La dinamica si riflette anche a livello nazionale. Secondo l’ultimo rapporto Isfol, presentato proprio oggi, i giovani coinvolti in un percorso di apprendistato per la qualifica sono stati 3.405 nel 2013. E si può dire che sia un "affare" che riguarda quasi solamente il Nordest, che ha registrato in tutto 3115 casi, cioè oltre il 91%. Totalmente assente nel Centro e nel Sud Italia questa tipologia di avviamento al lavoro. Il rapporto Isfol riporta un declino del 3,9% dell’apprendistato in generale, con una media di quasi 425mila apprendisti attivi in Italia nel 2013, rispetto agli oltre 461mila dell’anno precedente (elaborati da Veneto Lavoro su dati Inps). «In Italia dobbiamo lavorare sull’applicazione del sistema duale alle pmi. In Germania il modello funziona in realtà imprenditoriali di dimensioni consistenti», precisa Rosato. «Non a caso uno dei pochi progetti sperimentali già attivi in Italia è stato lanciato da una realtà come la Ducati».

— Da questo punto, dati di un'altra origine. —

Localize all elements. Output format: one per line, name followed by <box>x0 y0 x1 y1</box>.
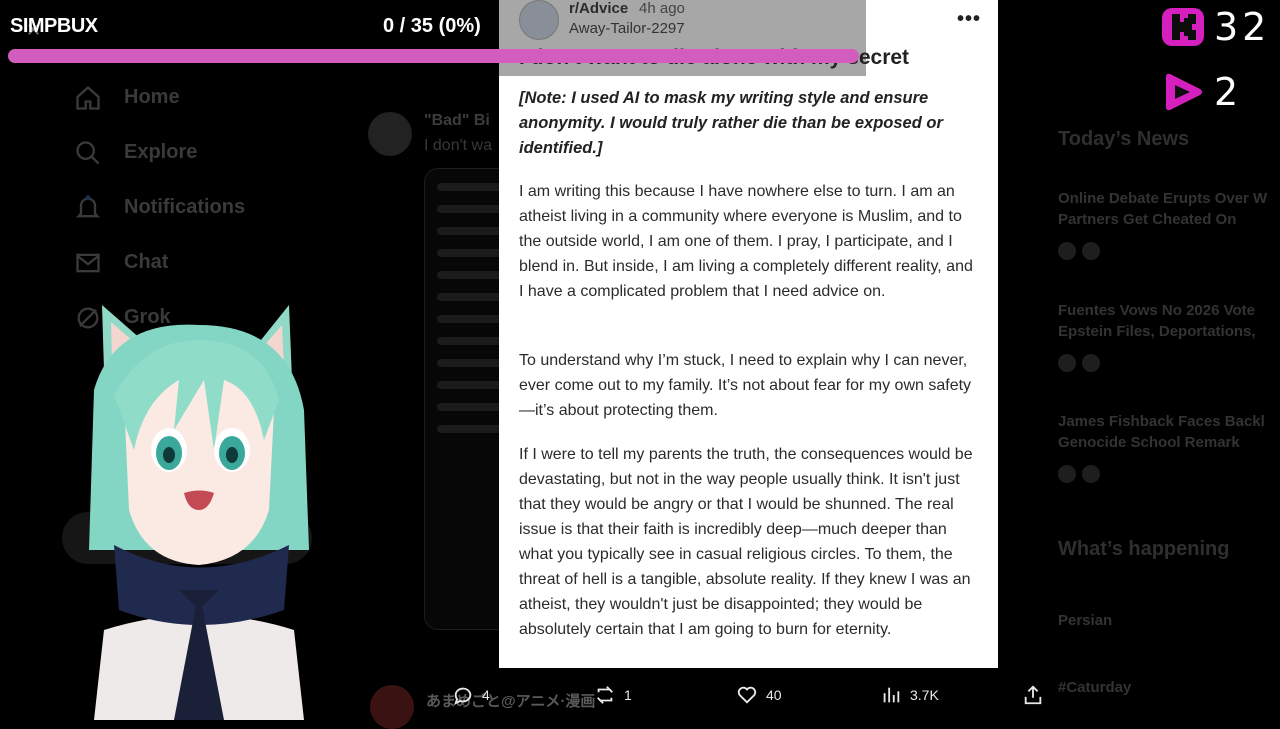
bell-icon <box>75 194 101 217</box>
sidebar-item-chat[interactable]: Chat <box>60 235 320 290</box>
search-icon <box>76 140 100 164</box>
news-title-line: Genocide School Remark <box>1058 434 1240 451</box>
trend-tag[interactable]: #Caturday <box>1058 677 1131 698</box>
avatar[interactable] <box>370 685 414 729</box>
heart-icon <box>737 686 757 704</box>
sidebar-item-notifications[interactable]: Notifications <box>60 180 320 235</box>
repost-button[interactable]: 1 <box>594 684 632 706</box>
mail-icon <box>76 253 100 272</box>
kick-icon <box>1160 6 1206 48</box>
sidebar-item-home[interactable]: Home <box>60 70 320 125</box>
reply-count: 4 <box>482 687 490 703</box>
news-item[interactable]: James Fishback Faces Backl Genocide Scho… <box>1058 411 1265 453</box>
views-button[interactable]: 3.7K <box>880 684 939 706</box>
sidebar-item-label: Home <box>124 86 180 108</box>
repost-icon <box>597 686 613 704</box>
goal-progress-bar <box>8 49 859 63</box>
reddit-post-image[interactable]: r/Advice 4h ago Away-Tailor-2297 ••• I d… <box>499 0 998 668</box>
overlay-brand: SIMPBUX <box>10 15 98 37</box>
kick-viewer-stat: 32 <box>1160 5 1270 49</box>
post-paragraph: I am writing this because I have nowhere… <box>519 183 973 300</box>
news-title-line: Fuentes Vows No 2026 Vote <box>1058 302 1255 319</box>
subreddit-avatar <box>519 0 559 40</box>
vtuber-avatar <box>89 305 309 720</box>
news-item[interactable]: Fuentes Vows No 2026 Vote Epstein Files,… <box>1058 300 1256 342</box>
more-options-icon[interactable]: ••• <box>957 8 981 31</box>
avatar[interactable] <box>368 112 412 156</box>
sidebar-item-label: Chat <box>124 251 169 273</box>
news-meta <box>1058 242 1100 260</box>
repost-count: 1 <box>624 687 632 703</box>
bar-chart-icon <box>883 687 900 703</box>
news-item[interactable]: Online Debate Erupts Over W Partners Get… <box>1058 188 1267 230</box>
view-count: 3.7K <box>910 687 939 703</box>
news-title-line: Epstein Files, Deportations, <box>1058 323 1256 340</box>
post-note: [Note: I used AI to mask my writing styl… <box>519 89 943 157</box>
home-icon <box>76 85 100 110</box>
sidebar-item-label: Explore <box>124 141 198 163</box>
twitch-viewer-stat: 2 <box>1160 70 1242 114</box>
kick-viewer-count: 32 <box>1214 5 1271 49</box>
whats-happening-heading: What’s happening <box>1058 538 1230 560</box>
todays-news-heading: Today’s News <box>1058 128 1190 150</box>
sidebar-item-label: Notifications <box>124 196 246 218</box>
sidebar-item-explore[interactable]: Explore <box>60 125 320 180</box>
post-time: 4h ago <box>639 0 685 17</box>
share-button[interactable] <box>1022 684 1044 706</box>
goal-progress-text: 0 / 35 (0%) <box>383 15 481 37</box>
twitch-viewer-count: 2 <box>1214 70 1243 114</box>
post-username: Away-Tailor-2297 <box>569 20 685 37</box>
like-button[interactable]: 40 <box>736 684 782 706</box>
subreddit-name: r/Advice <box>569 0 629 17</box>
share-icon <box>1024 685 1042 705</box>
post-paragraph: To understand why I’m stuck, I need to e… <box>519 352 972 419</box>
news-title-line: Partners Get Cheated On <box>1058 211 1237 228</box>
play-icon <box>1160 71 1206 113</box>
feed-post-text: I don't wa <box>424 137 492 154</box>
news-meta <box>1058 354 1100 372</box>
news-title-line: Online Debate Erupts Over W <box>1058 190 1268 207</box>
post-action-bar: 4 1 40 3.7K <box>452 682 1052 708</box>
trend-name[interactable]: Persian <box>1058 610 1112 631</box>
reply-icon <box>454 687 472 706</box>
feed-post-title: "Bad" Bi <box>424 112 490 129</box>
post-paragraph: If I were to tell my parents the truth, … <box>519 446 973 638</box>
news-title-line: James Fishback Faces Backl <box>1058 413 1265 430</box>
news-meta <box>1058 465 1100 483</box>
like-count: 40 <box>766 687 782 703</box>
reply-button[interactable]: 4 <box>452 684 490 706</box>
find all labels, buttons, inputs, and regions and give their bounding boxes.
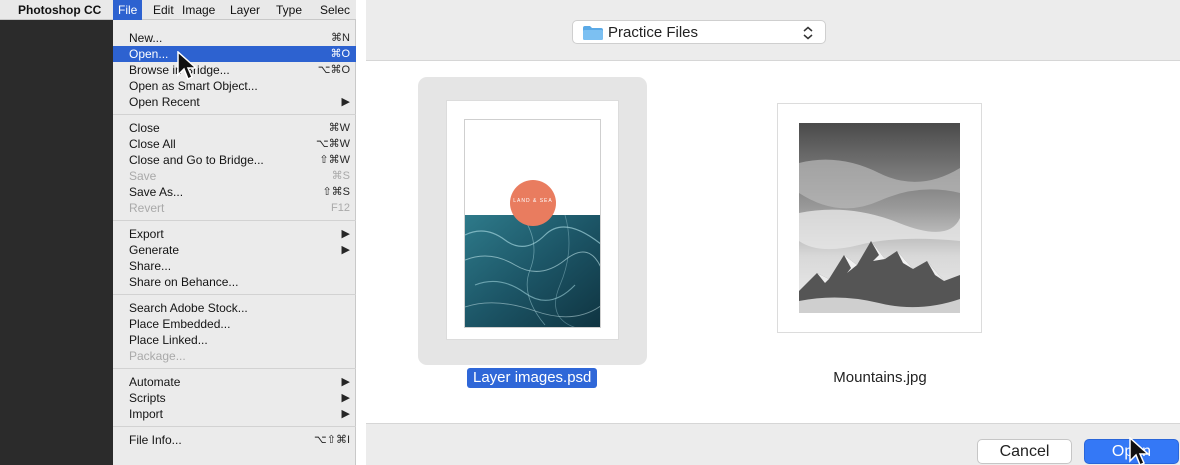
- menu-separator: [113, 220, 356, 221]
- menu-item-label: Save: [129, 169, 157, 183]
- open-file-dialog: Practice Files LAND & SEA Layer images.p…: [366, 0, 1180, 465]
- menu-edit[interactable]: Edit: [153, 0, 174, 20]
- menu-item-label: Close: [129, 121, 160, 135]
- menu-item-shortcut: ⌥⌘O: [317, 64, 350, 76]
- menu-item-label: Share on Behance...: [129, 275, 239, 289]
- menu-item-label: Share...: [129, 259, 172, 273]
- menu-item-label: Open Recent: [129, 95, 200, 109]
- photoshop-window: Photoshop CC File Edit Image Layer Type …: [0, 0, 356, 465]
- menu-item-place-embedded[interactable]: Place Embedded...: [113, 316, 356, 332]
- menu-item-export[interactable]: Export ▶: [113, 226, 356, 242]
- menu-item-shortcut: ⌘S: [331, 170, 350, 182]
- menu-item-label: Place Linked...: [129, 333, 208, 347]
- mouse-cursor-icon: [1129, 437, 1150, 465]
- file-menu-dropdown: New... ⌘N Open... ⌘O Browse in Bridge... ⌥⌘O O…: [113, 20, 356, 465]
- menu-image[interactable]: Image: [182, 0, 215, 20]
- cancel-button[interactable]: Cancel: [977, 439, 1072, 464]
- menu-separator: [113, 294, 356, 295]
- app-menu-photoshop[interactable]: Photoshop CC: [18, 0, 101, 20]
- menu-item-scripts[interactable]: Scripts ▶: [113, 390, 356, 406]
- menu-item-close-and-go-to-bridge[interactable]: Close and Go to Bridge... ⇧⌘W: [113, 152, 356, 168]
- menu-item-label: Place Embedded...: [129, 317, 231, 331]
- menu-item-label: Scripts: [129, 391, 166, 405]
- file-name-psd[interactable]: Layer images.psd: [467, 368, 598, 388]
- menu-item-label: Save As...: [129, 185, 184, 199]
- menu-item-file-info[interactable]: File Info... ⌥⇧⌘I: [113, 432, 356, 448]
- submenu-arrow-icon: ▶: [341, 96, 350, 108]
- menu-item-label: Search Adobe Stock...: [129, 301, 248, 315]
- title-circle-badge: LAND & SEA: [510, 180, 556, 226]
- menu-file[interactable]: File: [113, 0, 143, 20]
- menu-item-close[interactable]: Close ⌘W: [113, 120, 356, 136]
- menu-item-label: Export: [129, 227, 164, 241]
- menu-item-automate[interactable]: Automate ▶: [113, 374, 356, 390]
- menu-item-save: Save ⌘S: [113, 168, 356, 184]
- submenu-arrow-icon: ▶: [341, 408, 350, 420]
- location-label: Practice Files: [608, 24, 699, 41]
- menu-item-label: New...: [129, 31, 163, 45]
- chevron-up-down-icon: [803, 26, 813, 40]
- divider: [356, 0, 366, 465]
- menu-item-search-adobe-stock[interactable]: Search Adobe Stock...: [113, 300, 356, 316]
- menu-item-shortcut: ⌘W: [328, 122, 350, 134]
- menu-item-share-on-behance[interactable]: Share on Behance...: [113, 274, 356, 290]
- menu-item-shortcut: ⇧⌘S: [322, 186, 350, 198]
- menu-layer[interactable]: Layer: [230, 0, 260, 20]
- sea-texture-image: [465, 215, 600, 327]
- menu-type[interactable]: Type: [276, 0, 302, 20]
- circle-text: LAND & SEA: [513, 198, 553, 204]
- menu-item-save-as[interactable]: Save As... ⇧⌘S: [113, 184, 356, 200]
- menu-item-open-as-smart-object[interactable]: Open as Smart Object...: [113, 78, 356, 94]
- menu-item-place-linked[interactable]: Place Linked...: [113, 332, 356, 348]
- submenu-arrow-icon: ▶: [341, 244, 350, 256]
- menu-item-share[interactable]: Share...: [113, 258, 356, 274]
- menu-item-revert: Revert F12: [113, 200, 356, 216]
- menu-separator: [113, 368, 356, 369]
- menu-item-label: Open...: [129, 47, 169, 61]
- menu-separator: [113, 114, 356, 115]
- mountains-preview-image: [799, 123, 960, 313]
- file-name-jpg[interactable]: Mountains.jpg: [778, 368, 982, 388]
- menu-item-generate[interactable]: Generate ▶: [113, 242, 356, 258]
- menu-item-label: Close and Go to Bridge...: [129, 153, 264, 167]
- menu-item-label: Automate: [129, 375, 181, 389]
- location-popup[interactable]: Practice Files: [572, 20, 826, 44]
- menu-item-shortcut: ⌘N: [331, 32, 350, 44]
- menu-item-open[interactable]: Open... ⌘O: [113, 46, 356, 62]
- menu-separator: [113, 426, 356, 427]
- menu-item-label: Revert: [129, 201, 165, 215]
- menu-item-label: Generate: [129, 243, 180, 257]
- menu-item-package: Package...: [113, 348, 356, 364]
- submenu-arrow-icon: ▶: [341, 376, 350, 388]
- mouse-cursor-icon: [177, 51, 198, 81]
- submenu-arrow-icon: ▶: [341, 392, 350, 404]
- folder-icon: [583, 26, 603, 40]
- submenu-arrow-icon: ▶: [341, 228, 350, 240]
- menu-item-shortcut: ⌥⇧⌘I: [314, 434, 350, 446]
- psd-preview-image: LAND & SEA: [464, 119, 601, 328]
- menu-item-browse-in-bridge[interactable]: Browse in Bridge... ⌥⌘O: [113, 62, 356, 78]
- menu-item-shortcut: F12: [331, 202, 350, 214]
- menu-item-shortcut: ⇧⌘W: [319, 154, 350, 166]
- menu-item-open-recent[interactable]: Open Recent ▶: [113, 94, 356, 110]
- menu-item-new[interactable]: New... ⌘N: [113, 30, 356, 46]
- dialog-footer: Cancel Open: [366, 423, 1180, 465]
- menu-bar: Photoshop CC File Edit Image Layer Type …: [0, 0, 356, 20]
- menu-item-shortcut: ⌘O: [330, 48, 350, 60]
- menu-item-label: Close All: [129, 137, 176, 151]
- menu-item-label: Package...: [129, 349, 186, 363]
- menu-select[interactable]: Selec: [320, 0, 350, 20]
- menu-item-label: File Info...: [129, 433, 182, 447]
- menu-item-import[interactable]: Import ▶: [113, 406, 356, 422]
- dialog-toolbar: Practice Files: [366, 0, 1180, 61]
- menu-item-shortcut: ⌥⌘W: [315, 138, 350, 150]
- menu-item-close-all[interactable]: Close All ⌥⌘W: [113, 136, 356, 152]
- menu-item-label: Import: [129, 407, 164, 421]
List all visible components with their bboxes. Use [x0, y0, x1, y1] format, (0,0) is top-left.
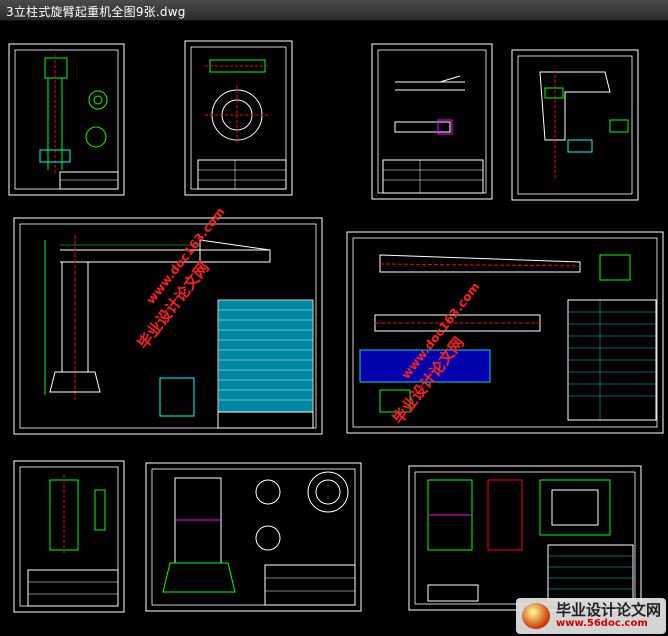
drawing-canvas[interactable]: 毕业设计论文网 www.doc163.com 毕业设计论文网 www.doc16…: [0, 21, 668, 636]
sheet-9-frame[interactable]: [408, 465, 642, 611]
logo-cn-text: 毕业设计论文网: [556, 601, 662, 619]
sheet-7-plate[interactable]: [13, 460, 125, 613]
sheet-1-column[interactable]: [8, 43, 125, 196]
cad-drawing-area[interactable]: 毕业设计论文网 www.doc163.com 毕业设计论文网 www.doc16…: [0, 21, 668, 636]
globe-icon: [522, 603, 550, 629]
sheet-3-pin[interactable]: [371, 43, 493, 200]
sheet-8-base[interactable]: [145, 462, 362, 612]
window-title: 3立柱式旋臂起重机全图9张.dwg: [6, 5, 186, 19]
window-titlebar: 3立柱式旋臂起重机全图9张.dwg: [0, 0, 668, 21]
sheet-6-jib-arm[interactable]: [346, 231, 664, 434]
sheet-4-bracket[interactable]: [511, 49, 639, 201]
logo-url-text: www.56doc.com: [556, 618, 648, 629]
site-logo: 毕业设计论文网 www.56doc.com: [516, 598, 666, 634]
sheet-2-flange[interactable]: [184, 40, 293, 196]
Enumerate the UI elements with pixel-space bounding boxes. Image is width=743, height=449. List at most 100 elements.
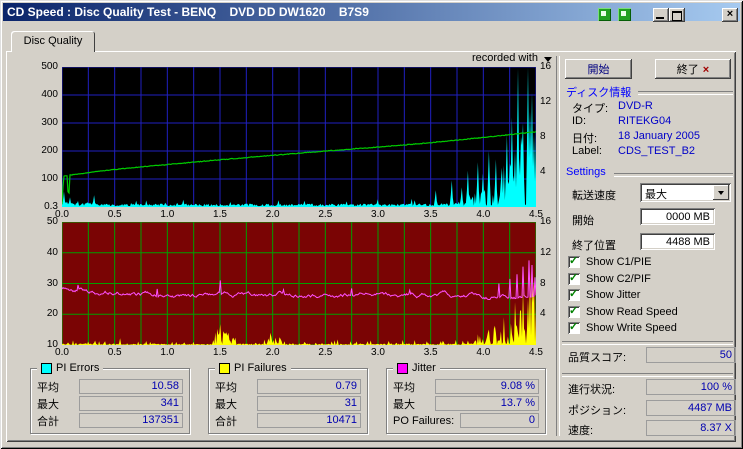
axis-label: 3.5 [416,209,446,220]
legend-title: PI Errors [37,361,103,375]
checkbox-show-write-speed[interactable]: ✓ Show Write Speed [568,322,728,336]
axis-label: 1.5 [205,347,235,358]
legend-row: PO Failures: 0 [387,412,545,429]
checkbox-show-read-speed[interactable]: ✓ Show Read Speed [568,306,728,320]
check-icon: ✓ [569,254,578,267]
axis-label: 0.5 [100,209,130,220]
checkbox-show-c1-pie[interactable]: ✓ Show C1/PIE [568,256,728,270]
checkbox-label: Show Read Speed [586,306,678,318]
save-icon[interactable] [618,8,631,21]
axis-label: 40 [28,247,58,258]
checkbox-box: ✓ [568,256,580,268]
close-button[interactable]: × [722,8,738,22]
app-window: CD Speed : Disc Quality Test - BENQ DVD … [0,0,743,449]
axis-label: 1.0 [152,209,182,220]
end-position-input[interactable] [640,233,715,250]
maximize-icon [672,11,682,21]
axis-label: 2.5 [310,347,340,358]
end-position-label: 終了位置 [572,237,616,253]
checkbox-box: ✓ [568,289,580,301]
divider [638,91,733,95]
axis-label: 8 [540,131,560,142]
legend-row: 平均 0.79 [209,378,367,395]
legend-row: 合計 10471 [209,412,367,429]
axis-label: 1.5 [205,209,235,220]
progress-label: 進行状況: [568,381,615,397]
po-failures-value: 0 [460,413,539,428]
axis-label: 4.0 [468,209,498,220]
disc-date-label: 日付: [572,130,597,146]
axis-label: 12 [540,96,560,107]
disc-id-value: RITEKG04 [618,115,671,127]
checkbox-show-c2-pif[interactable]: ✓ Show C2/PIF [568,273,728,287]
pi-errors-max: 341 [79,396,183,411]
tab-disc-quality[interactable]: Disc Quality [11,31,95,52]
axis-label: 2.0 [258,347,288,358]
check-icon: ✓ [569,287,578,300]
jitter-box: Jitter 平均 9.08 % 最大 13.7 % PO Failures: … [386,368,546,434]
axis-label: 4 [540,308,560,319]
divider [562,341,733,345]
recorded-with-dropdown[interactable]: recorded with [400,52,538,64]
axis-label: 500 [28,61,58,72]
axis-label: 4 [540,166,560,177]
checkbox-show-jitter[interactable]: ✓ Show Jitter [568,289,728,303]
axis-label: 30 [28,278,58,289]
transfer-speed-select[interactable]: 最大 [640,183,731,202]
chevron-down-icon [718,191,724,198]
pie-error-chart [62,67,536,207]
jitter-average: 9.08 % [435,379,539,394]
titlebar[interactable]: CD Speed : Disc Quality Test - BENQ DVD … [3,3,740,21]
pi-failures-swatch-icon [219,363,230,374]
window-title: CD Speed : Disc Quality Test - BENQ DVD … [7,5,369,19]
exit-x-icon: × [703,64,709,76]
pi-errors-average: 10.58 [79,379,183,394]
legend-title-label: Jitter [412,362,436,374]
disc-label-label: Label: [572,145,602,157]
pi-errors-swatch-icon [41,363,52,374]
dropdown-button[interactable] [713,185,729,200]
progress-value: 100 % [646,379,736,395]
legend-title: Jitter [393,361,440,375]
jitter-max: 13.7 % [435,396,539,411]
jitter-pif-chart [62,222,536,345]
disc-date-value: 18 January 2005 [618,130,700,142]
axis-label: 16 [540,61,560,72]
axis-label: 8 [540,278,560,289]
start-position-label: 開始 [572,212,594,228]
exit-button[interactable]: 終了× [655,59,731,79]
divider [562,373,733,377]
pi-failures-average: 0.79 [257,379,361,394]
legend-title-label: PI Errors [56,362,99,374]
pi-failures-total: 10471 [257,413,361,428]
legend-row: 最大 31 [209,395,367,412]
speed-value: 8.37 X [646,420,736,436]
axis-label: 12 [540,247,560,258]
legend-row: 合計 137351 [31,412,189,429]
legend-title-label: PI Failures [234,362,287,374]
minimize-icon [656,17,664,19]
quality-score-label: 品質スコア: [568,349,626,365]
start-button[interactable]: 開始 [565,59,632,79]
legend-row: 最大 13.7 % [387,395,545,412]
disc-type-value: DVD-R [618,100,653,112]
screenshot-icon[interactable] [598,8,611,21]
pi-failures-max: 31 [257,396,361,411]
disc-info-header: ディスク情報 [566,84,631,100]
check-icon: ✓ [569,320,578,333]
legend-row: 平均 9.08 % [387,378,545,395]
transfer-speed-value: 最大 [645,186,667,202]
maximize-button[interactable] [669,8,685,22]
axis-label: 0.0 [47,347,77,358]
position-value: 4487 MB [646,400,736,416]
axis-label: 20 [28,308,58,319]
axis-label: 400 [28,89,58,100]
disc-id-label: ID: [572,115,586,127]
check-icon: ✓ [569,271,578,284]
minimize-button[interactable] [653,8,669,22]
axis-label: 50 [28,216,58,227]
legend-row: 平均 10.58 [31,378,189,395]
checkbox-box: ✓ [568,322,580,334]
start-position-input[interactable] [640,208,715,225]
position-label: ポジション: [568,402,626,418]
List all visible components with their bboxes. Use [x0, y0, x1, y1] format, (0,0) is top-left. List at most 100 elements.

Il colosso motoristico di Borgo Panigale, infatti, ha avviato con questo anno scolastico il progetto Desi, in accordo con la Regione Emilia-Romagna: cinque mesi nei centri training di Ducati e Lamborghini, ad assorbire i segreti della meccanica di livello, seguiti da tre mesi sui banchi degli istituti professionali Aldini Valeriani e Belluzzi Fioravanti di Bologna, ad affinare le competenze teoriche, per poi tornare in officina. In totale, un percorso di due anni, coperti da una borsa di studio di 600 euro mensili netti, che coinvolge 48 giovani inoccupati, ma già in possesso di almeno una qualifica triennale. Non è un contratto di apprendistato vero e proprio e nemmeno uno stage. Tecnicamente lo definiscono un percorso di istruzione di secondo livello per adulti. Gli studenti alternano periodi di apprendimento scolastico a periodi di training on the job, non in linea produttiva, ma in attività di laboratorio o su prototipi, presso i training center di Ducati Motor Holding e Automobili Lamborghini, con una copertura Inail garantita dall’assicurazione scolastica. Di sicuro, una delle esperienze che più si avvicina, nel concreto, al sistema duale tedesco.
Sulla stessa lunghezza d’onda, il programma sperimentale messo a punto da un altro gigante dell’industria italiana, Enel, con i ministeri dell’Istruzione e del Lavoro, insieme a sette Regioni (Campania, Emilia-Romagna, Lazio, Piemonte, Puglia, Toscana e Veneto) e alle organizzazioni sindacali: 145 studenti al quarto e quinto anno di sette istituti, questa volta tecnici e non professionali, coinvolti in un progetto di alternanza scuola-lavoro potenziato. A differenza della modalità "normale", che prevede l'inquadramento in stage, i ragazzi qui sono assunti con un contratto di apprendistato di alta formazione e ricerca. Da quest’anno, passeranno nelle sedi del gruppo Enel almeno un giorno a settimana e continueranno il lavoro nel periodo estivo. Ad accompagnarli, un tutor scolastico ed uno aziendale, con i contenuti formativi decisi a quattro mani tra insegnanti e formatori Enel. Dopo il diploma, la possibilità di continuare l’apprendistato per un altro anno. «L’apprendistato scuola-azienda è una novità assoluta per il sistema italiano in cui crediamo molto e che sarà valorizzata anche nell’ambito dell’Esame di Stato», aveva detto il ministro dell’Istruzione Stefania Giannini commentando l’iniziativa. Alle potenzialità del sistema duale crede anche la Regione Lombardia, al lavoro su un disegno di legge, ora in discussione al Consiglio regionale, per rafforzare i percorsi di formazione professionale basati sull’alternanza tra aula e impresa, anche grazie all’annuncio di un bonus occupazionale dal governo pari a 2500 euro per le aziende che prenderanno studenti con il sistema dell’apprendistato.
Tutti segni di un cambiamento che sta prendendo piede. Nella classificazione normativa precedente, l’apprendistato per la qualifica era definito «apprendistato per l’espletamento del diritto-dovere di istruzione e formazione». Uno strumento destinato a chi sui banchi proprio non ci voleva stare. Potrebbe trasformarsi in strumento per sviluppare e tramandare un know-how ad alta specializzazione, capace di rappresentare il valore aggiunto di un Paese competitivo sul mercato globale. Germania, Austria e Svizzera docent.